Use wrapError to match external Error classes:

import { wrapError } from "ripthrow";
import { PrismaClientKnownRequestError } from "@prisma/client";

const PrismaErr = wrapError(PrismaClientKnownRequestError);

function handleDb(result: Result<User, Error>) {
  return matchErr(result)
    .on(PrismaErr, (e) => `DB error ${e.code}: ${e.message}`)
    .otherwise((e) => `Generic: ${e.message}`);
}

The handler receives the full class instance with all its typed properties intact.

Exhaustive Error Handling with .exhaustive()

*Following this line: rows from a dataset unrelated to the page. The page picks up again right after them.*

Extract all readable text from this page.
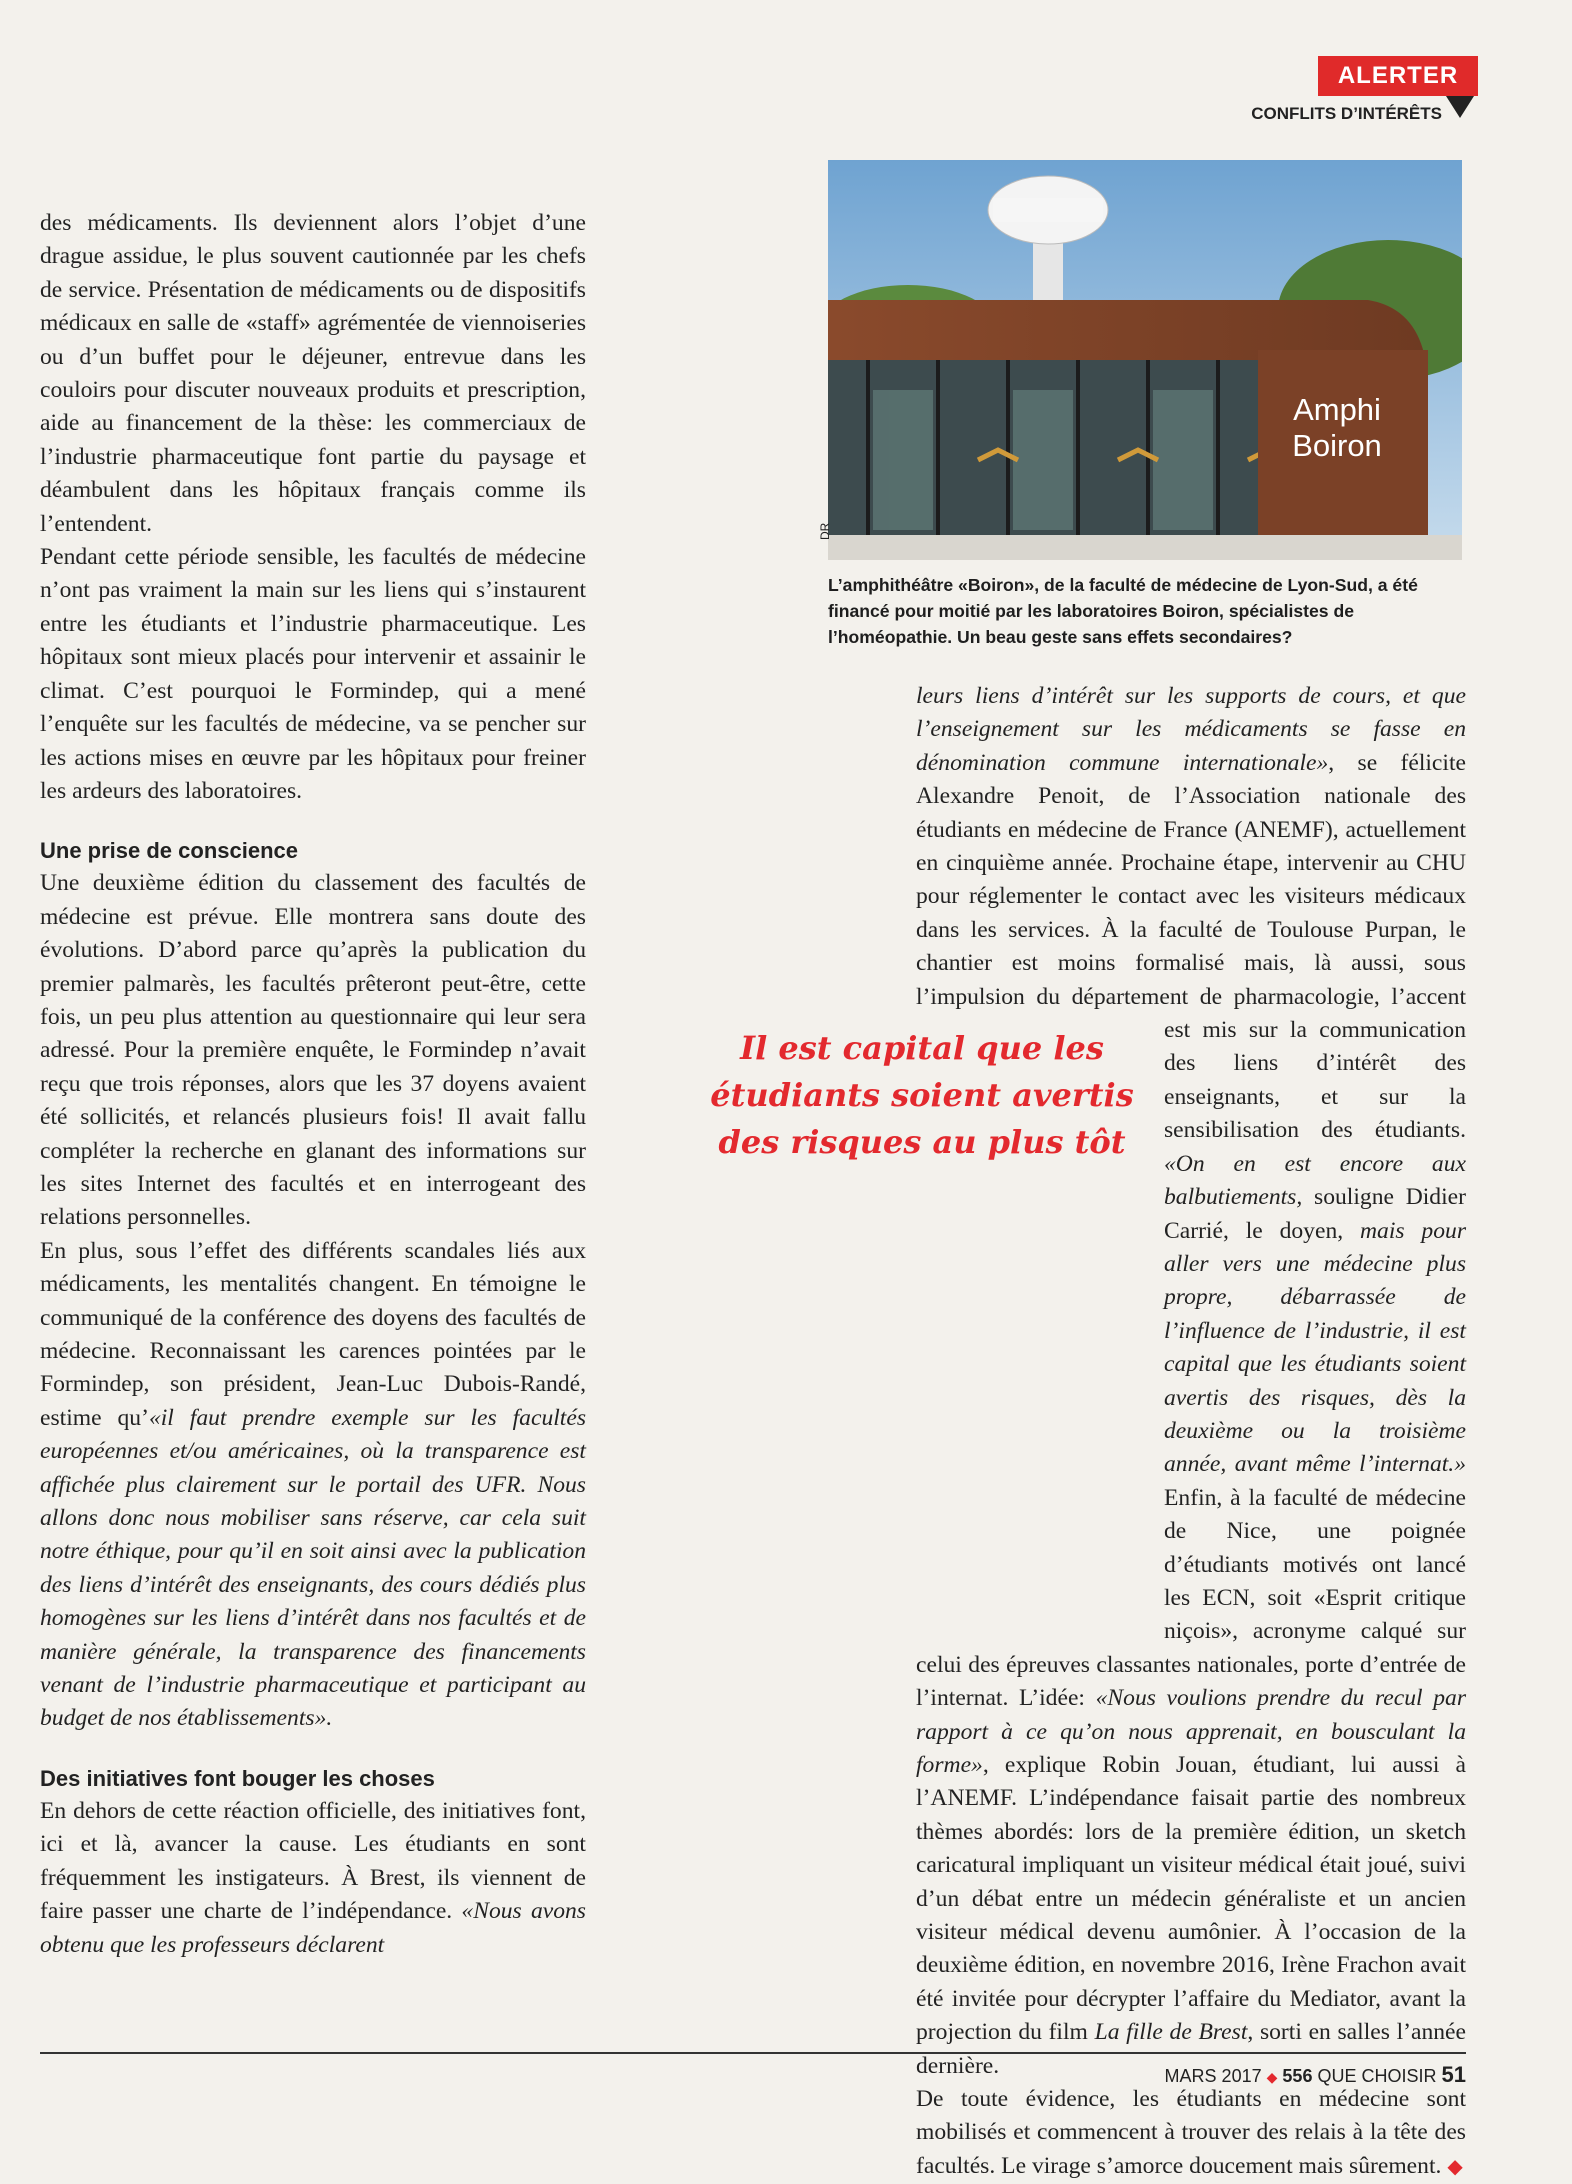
ALERTER
CONFLITS D’INTÉRÊTS
Amphi
Boiron
DR
L’amphithéâtre «Boiron», de la faculté de médecine de Lyon-Sud, a été financé pour moitié par les laboratoires Boiron, spécialistes de l’homéopathie. Un beau geste sans effets secondaires?

des médicaments. Ils deviennent alors l’objet d’une drague assidue, le plus souvent cautionnée par les chefs de service. Présentation de médicaments ou de dispositifs médicaux en salle de «staff» agrémentée de viennoiseries ou d’un buffet pour le déjeuner, entrevue dans les couloirs pour discuter nouveaux produits et prescription, aide au financement de la thèse: les commerciaux de l’industrie pharmaceutique font partie du paysage et déambulent dans les hôpitaux français comme ils l’entendent.

Pendant cette période sensible, les facultés de médecine n’ont pas vraiment la main sur les liens qui s’instaurent entre les étudiants et l’industrie pharmaceutique. Les hôpitaux sont mieux placés pour intervenir et assainir le climat. C’est pourquoi le Formindep, qui a mené l’enquête sur les facultés de médecine, va se pencher sur les actions mises en œuvre par les hôpitaux pour freiner les ardeurs des laboratoires.

Une prise de conscience

Une deuxième édition du classement des facultés de médecine est prévue. Elle montrera sans doute des évolutions. D’abord parce qu’après la publication du premier palmarès, les facultés prêteront peut-être, cette fois, un peu plus attention au questionnaire qui leur sera adressé. Pour la première enquête, le Formindep n’avait reçu que trois réponses, alors que les 37 doyens avaient été sollicités, et relancés plusieurs fois! Il avait fallu compléter la recherche en glanant des informations sur les sites Internet des facultés et en interrogeant des relations personnelles.

En plus, sous l’effet des différents scandales liés aux médicaments, les mentalités changent. En témoigne le communiqué de la conférence des doyens des facultés de médecine. Reconnaissant les carences pointées par le Formindep, son président, Jean-Luc Dubois-Randé, estime qu’«il faut prendre exemple sur les facultés européennes et/ou américaines, où la transparence est affichée plus clairement sur le portail des UFR. Nous allons donc nous mobiliser sans réserve, car cela suit notre éthique, pour qu’il en soit ainsi avec la publication des liens d’intérêt des enseignants, des cours dédiés plus homogènes sur les liens d’intérêt dans nos facultés et de manière générale, la transparence des financements venant de l’industrie pharmaceutique et participant au budget de nos établissements».

Des initiatives font bouger les choses

En dehors de cette réaction officielle, des initiatives font, ici et là, avancer la cause. Les étudiants en sont fréquemment les instigateurs. À Brest, ils viennent de faire passer une charte de l’indépendance. «Nous avons obtenu que les professeurs déclarent

leurs liens d’intérêt sur les supports de cours, et que l’enseignement sur les médicaments se fasse en dénomination commune internationale», se félicite Alexandre Penoit, de l’Association nationale des étudiants en médecine de France (ANEMF), actuellement en cinquième année. Prochaine étape, intervenir au CHU pour réglementer le contact avec les visiteurs médicaux dans les services. À la faculté de Toulouse Purpan, le chantier est moins formalisé mais, là aussi, sous l’impulsion du département de pharmacologie, l’accent est mis sur la communication des liens d’intérêt des enseignants, et sur la sensibilisation des étudiants. «On en est encore aux balbutiements, souligne Didier Carrié, le doyen, mais pour aller vers une médecine plus propre, débarrassée de l’influence de l’industrie, il est capital que les étudiants soient avertis des risques, dès la deuxième ou la troisième année, avant même l’internat.» Enfin, à la faculté de médecine de Nice, une poignée d’étudiants motivés ont lancé les ECN, soit «Esprit critique niçois», acronyme calqué sur celui des épreuves classantes nationales, porte d’entrée de l’internat. L’idée: «Nous voulions prendre du recul par rapport à ce qu’on nous apprenait, en bousculant la forme», explique Robin Jouan, étudiant, lui aussi à l’ANEMF. L’indépendance faisait partie des nombreux thèmes abordés: lors de la première édition, un sketch caricatural impliquant un visiteur médical était joué, suivi d’un débat entre un médecin généraliste et un ancien visiteur médical devenu aumônier. À l’occasion de la deuxième édition, en novembre 2016, Irène Frachon avait été invitée pour décrypter l’affaire du Mediator, avant la projection du film La fille de Brest, sorti en salles l’année dernière.

De toute évidence, les étudiants en médecine sont mobilisés et commencent à trouver des relais à la tête des facultés. Le virage s’amorce doucement mais sûrement. ◆

Il est capital que les étudiants soient avertis des risques au plus tôt
MARS 2017 ◆ 556 QUE CHOISIR 51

When you have handled all possible error variants, use .exhaustive() instead of .otherwise(). At compile time, TypeScript checks that every kind in the error union has a matching .on() handler. If a variant is missing, .exhaustive() returns an incompatible type and your code won't compile:

type AppError = typeof NotFound | typeof AuthError | typeof DbError;

matchErr(result)
  .on(NotFound, (e) => handleMissing(e))
  .on(AuthError, (e) => handleAuth(e))
  .on(DbError, (e) => handleDb(e))
  .exhaustive(); // ✅ compiles — all variants handled

If you skip a variant, the call produces a type error at the call site.